By default, SoC prefetches (preloads; fetches before they are needed) a lot of resources like sounds and textures.
This makes for a very long level load time the first time you load a save after launching the game, and perhaps each time you change levels.
The problem with this is that the size of all the resources is larger than can be held by default 32-bit Windows. So not all resources are loaded, and there is very little room left for normal gameplay.
As you move about in the game, it switches stuff online. There's a switch_distance of 150 meters in the unmodded game, the radius of a sphere around you in which everything is "alive" and present on the level. As chaosshade notes, going near that Garbage hangar switches on some NPCs, with their associated meshes, textures, inventory, sounds and jobs.

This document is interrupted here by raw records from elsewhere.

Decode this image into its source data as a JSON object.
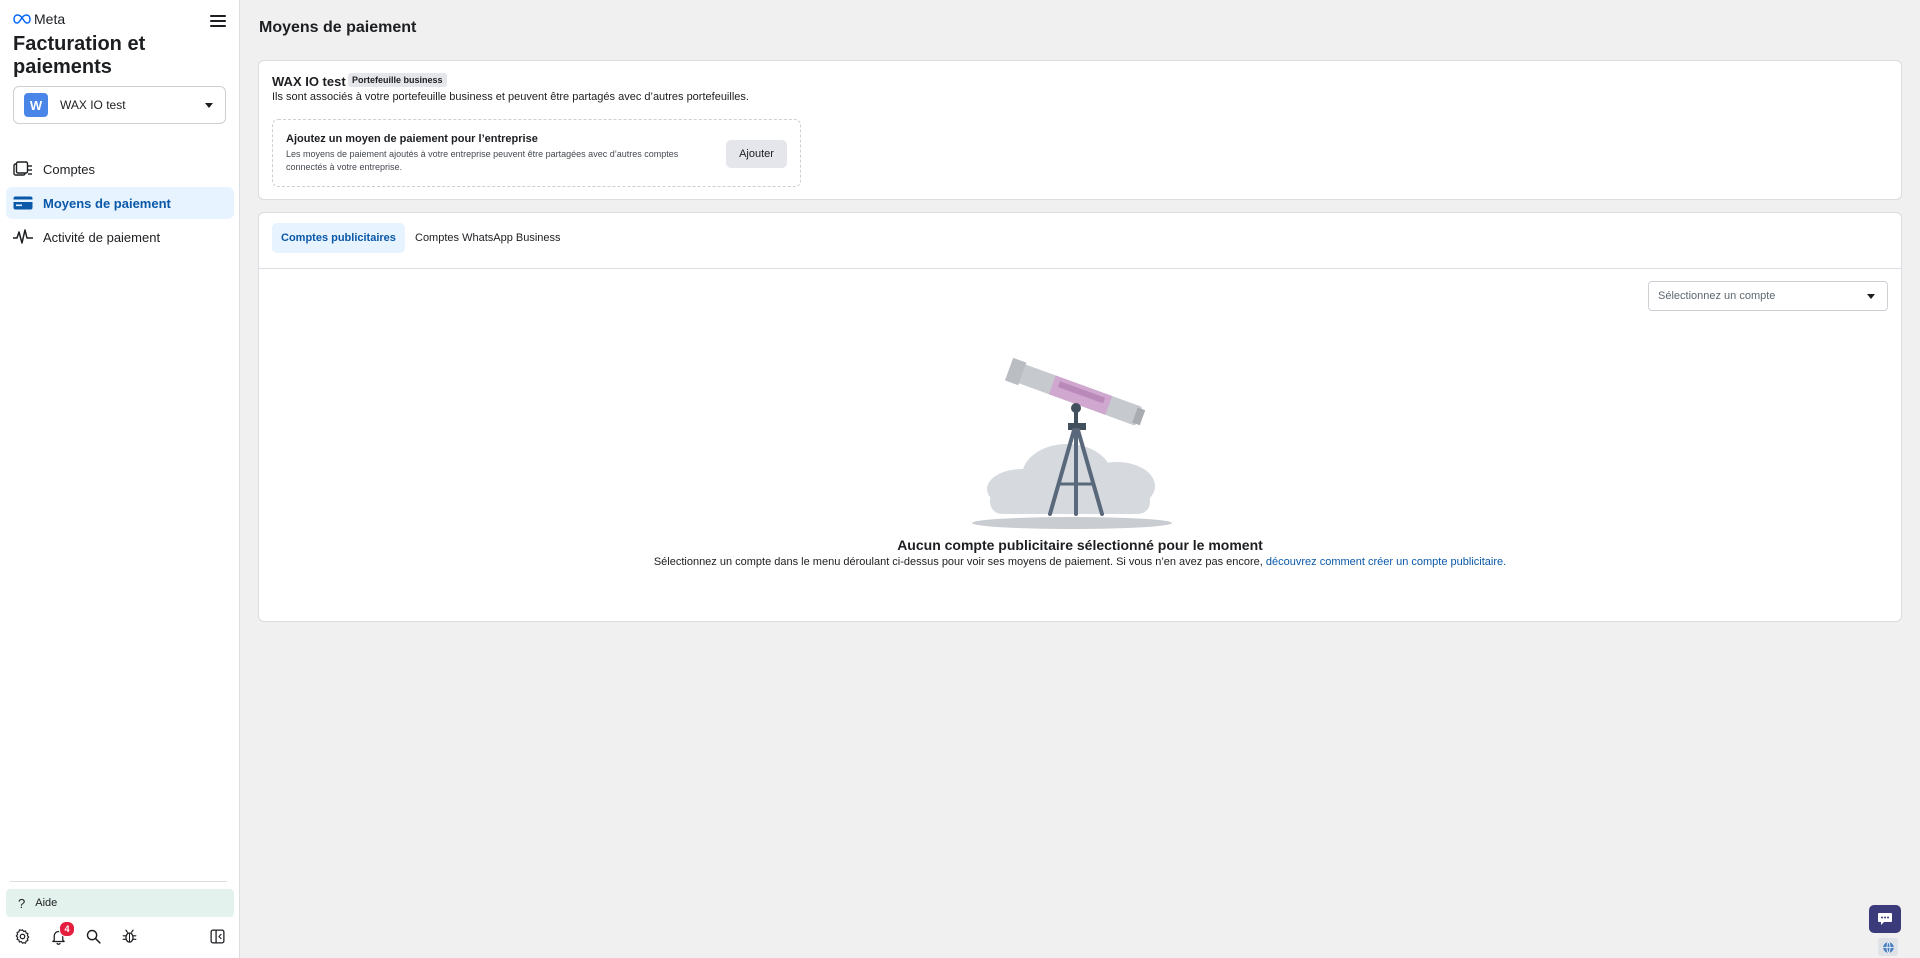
{
  "brand": {
    "logo_text": "Meta"
  },
  "sidebar": {
    "title": "Facturation et paiements",
    "account_selector": {
      "initial": "W",
      "name": "WAX IO test",
      "avatar_color": "#4a86e8"
    },
    "items": [
      {
        "label": "Comptes",
        "icon": "accounts-icon",
        "active": false
      },
      {
        "label": "Moyens de paiement",
        "icon": "credit-card-icon",
        "active": true
      },
      {
        "label": "Activité de paiement",
        "icon": "activity-pulse-icon",
        "active": false
      }
    ],
    "help_label": "Aide",
    "notification_count": "4"
  },
  "main": {
    "page_title": "Moyens de paiement",
    "business": {
      "name": "WAX IO test",
      "tag": "Portefeuille business",
      "description": "Ils sont associés à votre portefeuille business et peuvent être partagés avec d’autres portefeuilles."
    },
    "add_payment": {
      "title": "Ajoutez un moyen de paiement pour l’entreprise",
      "description": "Les moyens de paiement ajoutés à votre entreprise peuvent être partagées avec d’autres comptes connectés à votre entreprise.",
      "button_label": "Ajouter"
    },
    "tabs": [
      {
        "label": "Comptes publicitaires",
        "active": true
      },
      {
        "label": "Comptes WhatsApp Business",
        "active": false
      }
    ],
    "account_filter": {
      "placeholder": "Sélectionnez un compte"
    },
    "empty_state": {
      "title": "Aucun compte publicitaire sélectionné pour le moment",
      "description": "Sélectionnez un compte dans le menu déroulant ci-dessus pour voir ses moyens de paiement. Si vous n’en avez pas encore,",
      "link_text": "découvrez comment créer un compte publicitaire."
    }
  },
  "colors": {
    "accent": "#0a58a8",
    "active_bg": "#e7f3ff",
    "badge": "#e41e3f",
    "chat_button": "#3b3a7a"
  }
}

There's also the issue of stashes. Places where you store stuff also switch their contents online as you approach. (Permabodies are okay to use; they don't exhibit this behavior.) With ammo and other stacked items, this can make for a very long list of items to iterate over, allocate memory for, and execute support functionality. One test for the Garbage is to clear out your stashes.

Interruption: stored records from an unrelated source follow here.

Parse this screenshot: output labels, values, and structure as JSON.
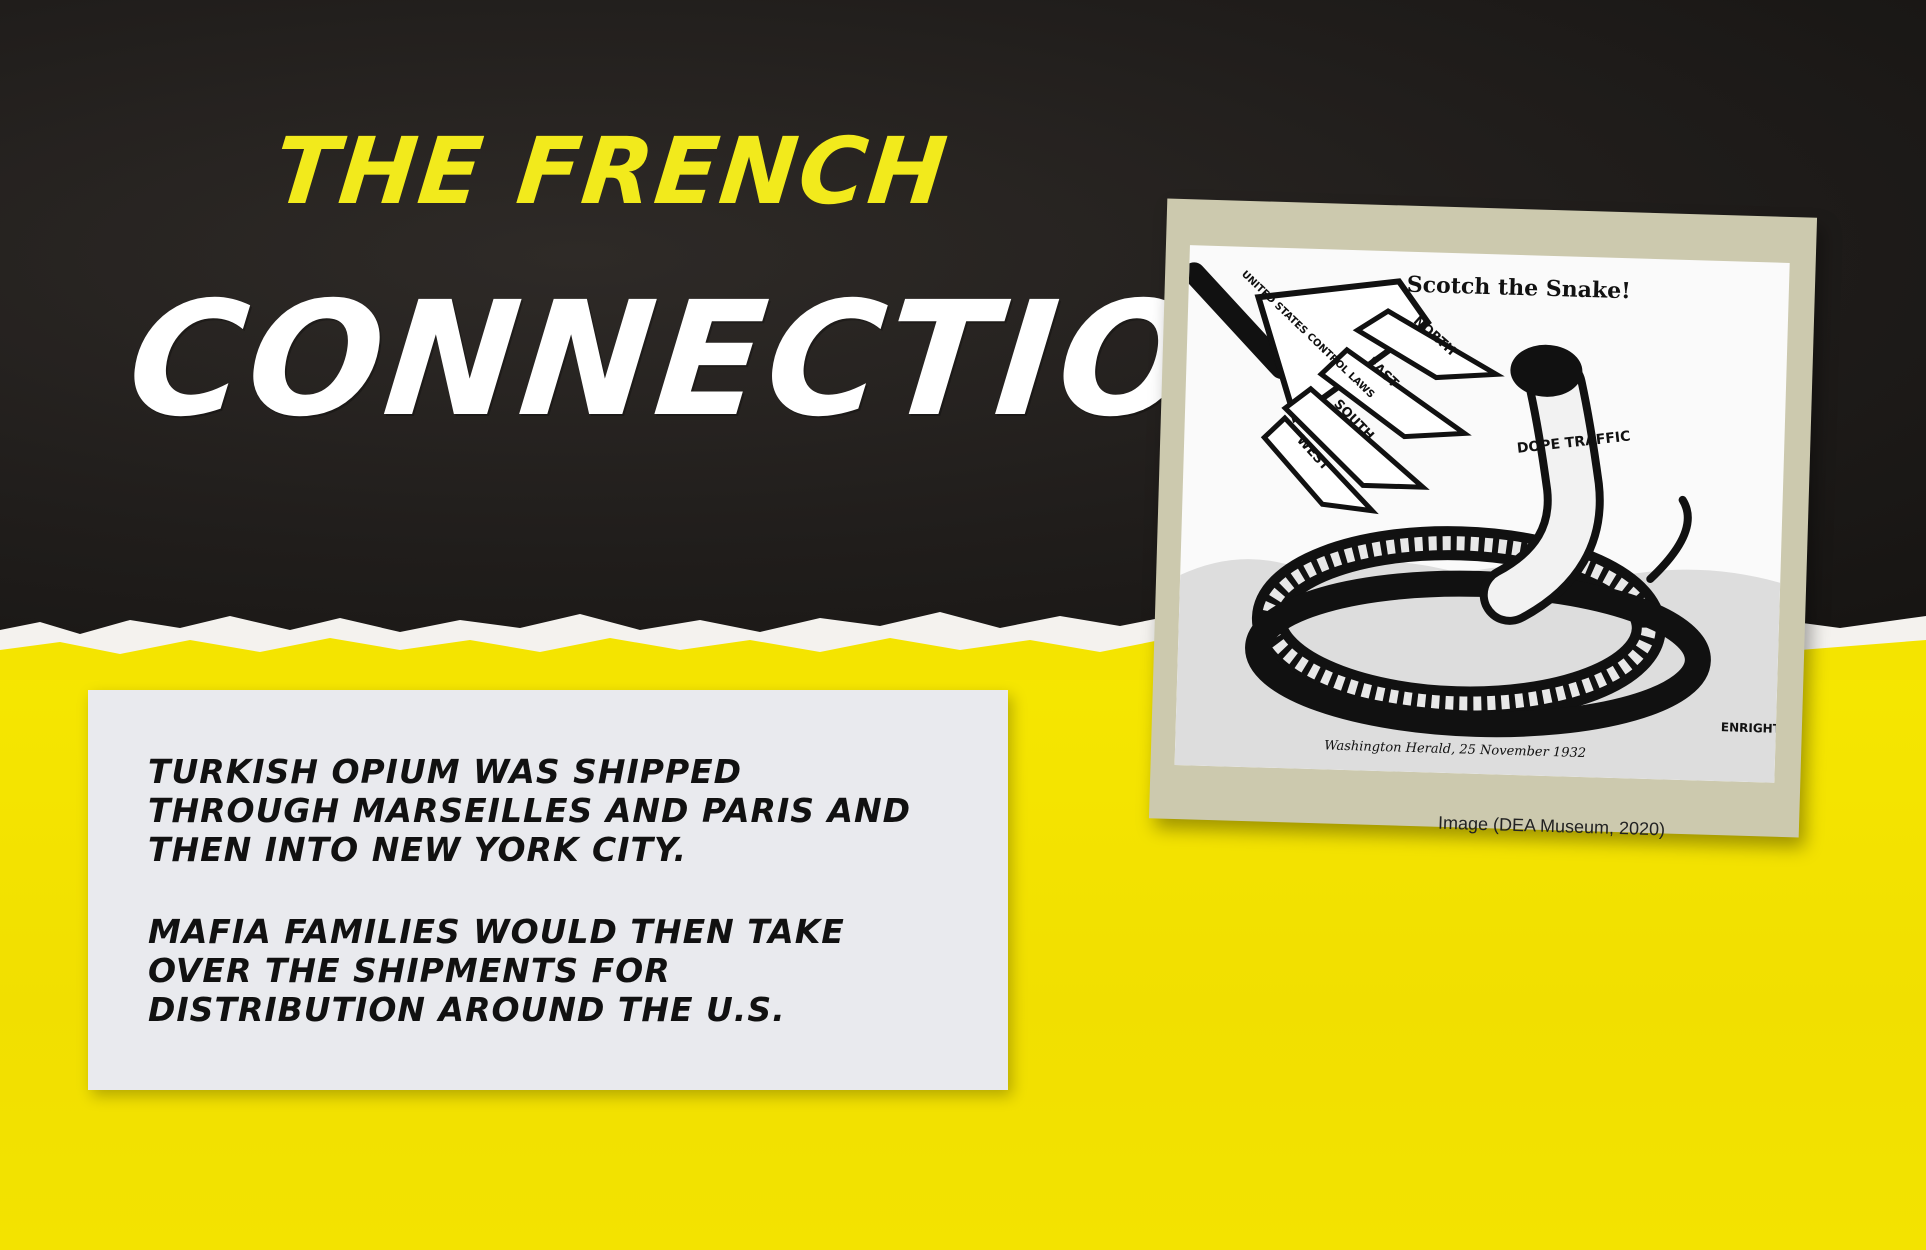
{
  "title": {
    "line1": "The French",
    "line2": "Connection"
  },
  "note": {
    "paragraph1": "Turkish opium was shipped through Marseilles and Paris and then into New York City.",
    "paragraph2": "Mafia families would then take over the shipments for distribution around the U.S."
  },
  "cartoon": {
    "headline": "Scotch the Snake!",
    "fork_handle_label": "UNITED STATES CONTROL LAWS",
    "prong_labels": [
      "NORTH",
      "EAST",
      "SOUTH",
      "WEST"
    ],
    "snake_label": "DOPE TRAFFIC",
    "signature": "ENRIGHT",
    "source_line": "Washington Herald, 25 November 1932"
  },
  "caption": "Image (DEA Museum, 2020)",
  "colors": {
    "background_dark": "#201d1b",
    "background_yellow": "#f4e400",
    "title_yellow": "#f2ea1c",
    "title_white": "#ffffff",
    "card": "#e9eaee",
    "frame": "#ccc9ae"
  }
}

This inevitable processing delay is compounded by the need to swap data in and out from hard disk. Moving cached resources from RAM (the intent of the prefetch) is faster, but there are a lot of resources used in other parts of the game that are not needed where you are, so the in-memory copies of Pripyat resources are eventuall discarded to make room for the local Garbage resources to be loaded when needed.
Here's an example. If you lower texture quality, use static lighting and reduce other settings like the number of sounds used -- the default game loads an ambient sound every 5 to 10 seconds! -- let's say your memory requirements for a particular location on a level is 900 MB of RAM. The OS takes up a bit of the 2 GB default allocated to the application, but you don't have any problem other than a slow loading time, as the net system load is about 1.8 GB.

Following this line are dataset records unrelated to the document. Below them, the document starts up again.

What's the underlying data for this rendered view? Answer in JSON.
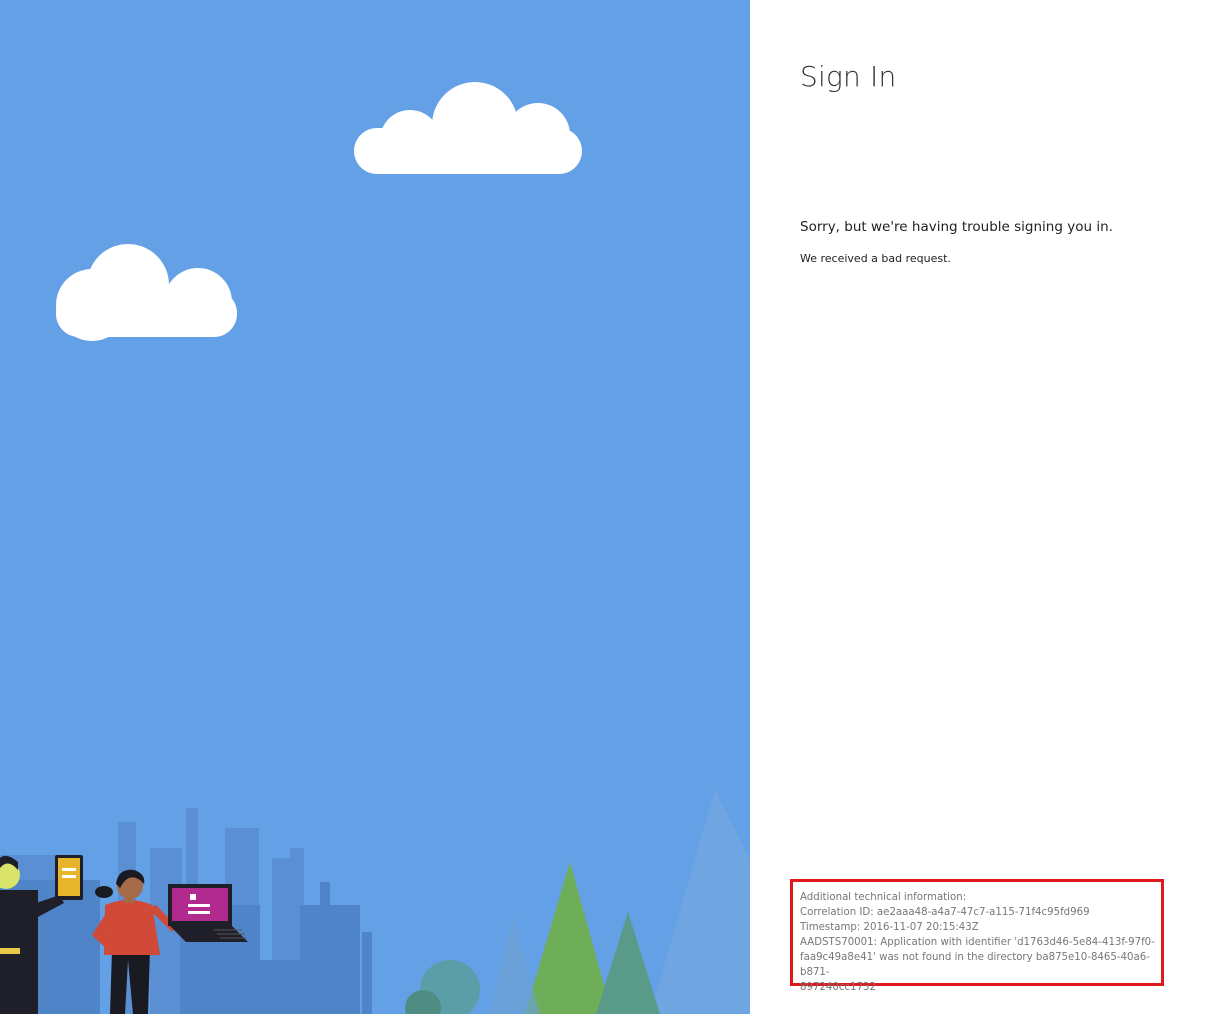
{
  "page": {
    "title": "Sign In",
    "error_heading": "Sorry, but we're having trouble signing you in.",
    "error_detail": "We received a bad request."
  },
  "technical_info": {
    "header": "Additional technical information:",
    "correlation_id": "Correlation ID: ae2aaa48-a4a7-47c7-a115-71f4c95fd969",
    "timestamp": "Timestamp: 2016-11-07 20:15:43Z",
    "error_line1": "AADSTS70001: Application with identifier 'd1763d46-5e84-413f-97f0-",
    "error_line2": "faa9c49a8e41' was not found in the directory ba875e10-8465-40a6-b871-",
    "error_line3": "897240cc1732"
  },
  "colors": {
    "sky": "#64a0e6",
    "highlight_border": "#e0191f",
    "panel_background": "#ffffff"
  },
  "icons": {
    "illustration": "city-people-devices-illustration",
    "cloud": "cloud-icon"
  }
}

Switch to dynamic lighting and high-quality textures, and suddenly the amount of memory needed for all the game to run is 2.6 GB. Parts will be loaded as needed. Eventually you'll see a bit of swapping; your swap file will see quite a bit of use.
When you disable prefetching, you will still load resources as needed, but fewer are needed at the beginning, so you will have occasional "stutter" as the game loads an ambient sound or a texture for a new building as you move about. (Yes, also when it switches NPCs and mutants online. That will always happen.)
The problem with prefetching in SoC is that you still get the stutter, and worse, you even get out-of-memory crashes as the game tries to access memory beyond 2 GB.* So running with "-noprefetch" is generally good for SoC.
Let's make this worse: Shaders for special effects like distortion around fires are not fast even on modern cards, and slightly older cards make for some real lag running shaders slowly and then needing to swap out shader code because the GPU is limited in how much code it can store at once.
So you get very low framerates because the code for each rendered frame is too complex to reside completely on the video card. Sometimes the system can handle a couple of shaders easily, but STALKER really taxes a system by layering effects upon effects, like the "drunk, double-vision, red, grainy" controller effects.
Put that on top of a heavy level like Army Warehouses, throw fires and particle effects into the mix and you might see 60 FPS drop to 0.5 FPS with all the disk swapping. Often this leads to crashes.
Video cards don't even need to swap to disk; there's a slowdown swapping to/from system RAM.
__________ *This can be adjusted somewhat in 32-bit versions of Vista and Windows 7 by increasing the application process space size. There should not be a problem with 64-bit versions of Windows. XP 32-bit users should not use the boot.ini change unless they have a custom streamlined gaming version of Windows XP. They should lower their system requirements: static lighting, lower quality textures, etc.